Given the function: $$f(x) = x^2 + 4kx + (3 + 11k),$$ where $k$ is a constant - Edexcel - A-Level Maths Pure - Question 2 - 2010 - Paper 2

Given the condition that the equation $f(x) = 0$ has no real roots, we consider the discriminant of the quadratic equation:

$D = b^2 - 4ac$

Here, $a = 1$, $b = 4k$, and $c = 3 + 11k$.

Thus, we have:

$D = (4k)^2 - 4(1)(3 + 11k)$

Setting conditions for no real roots, we require:

$D < 0$

Expanding the terms gives:

$16k^2 - 12 - 44k < 0$

This simplifies to:

$16k^2 - 44k - 12 < 0$

Using the quadratic formula to find the roots of the corresponding equation:

$k = \frac{-(-44) \pm \sqrt{(-44)^2 - 4 \cdot 16 \cdot (-12)}}{2 \cdot 16}$

Solving, we find:

$k_1 = \frac{1}{4}, \; k_2 = 3$

From the inequality $16k^2 - 44k - 12 < 0$, the possible values of $k$ are in the interval:

$\frac{1}{4} < k < 3$

Setting $k = 1$, we substitute into $f(x)$:

$f(x) = x^2 + 4(1)x + (3 + 11(1))$ $= x^2 + 4x + 14$

To find where the graph crosses the y-axis, evaluate $f(0)$:

$f(0) = 0^2 + 4(0) + 14 = 14$

Therefore, the graph crosses the y-axis at the point $(0, 14)$.
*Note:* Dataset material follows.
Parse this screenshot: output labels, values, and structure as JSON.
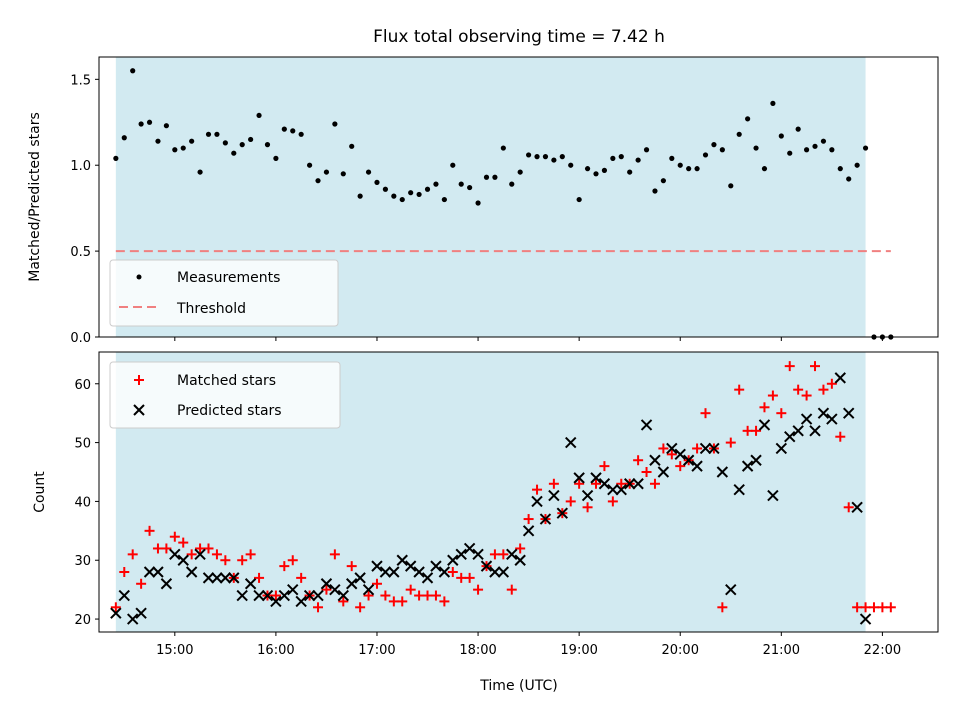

To find where it crosses the x-axis, solve $f(x) = 0$:

$x^2 + 4x + 14 = 0$

Calculating the discriminant:

$D = 4^2 - 4 imes 1 imes 14 = 16 - 56 < 0$

The quadratic has no real roots, indicating it does not cross the x-axis.

The graph resembles a parabola opening upwards with a minimum point above the x-axis, as it does not intersect it.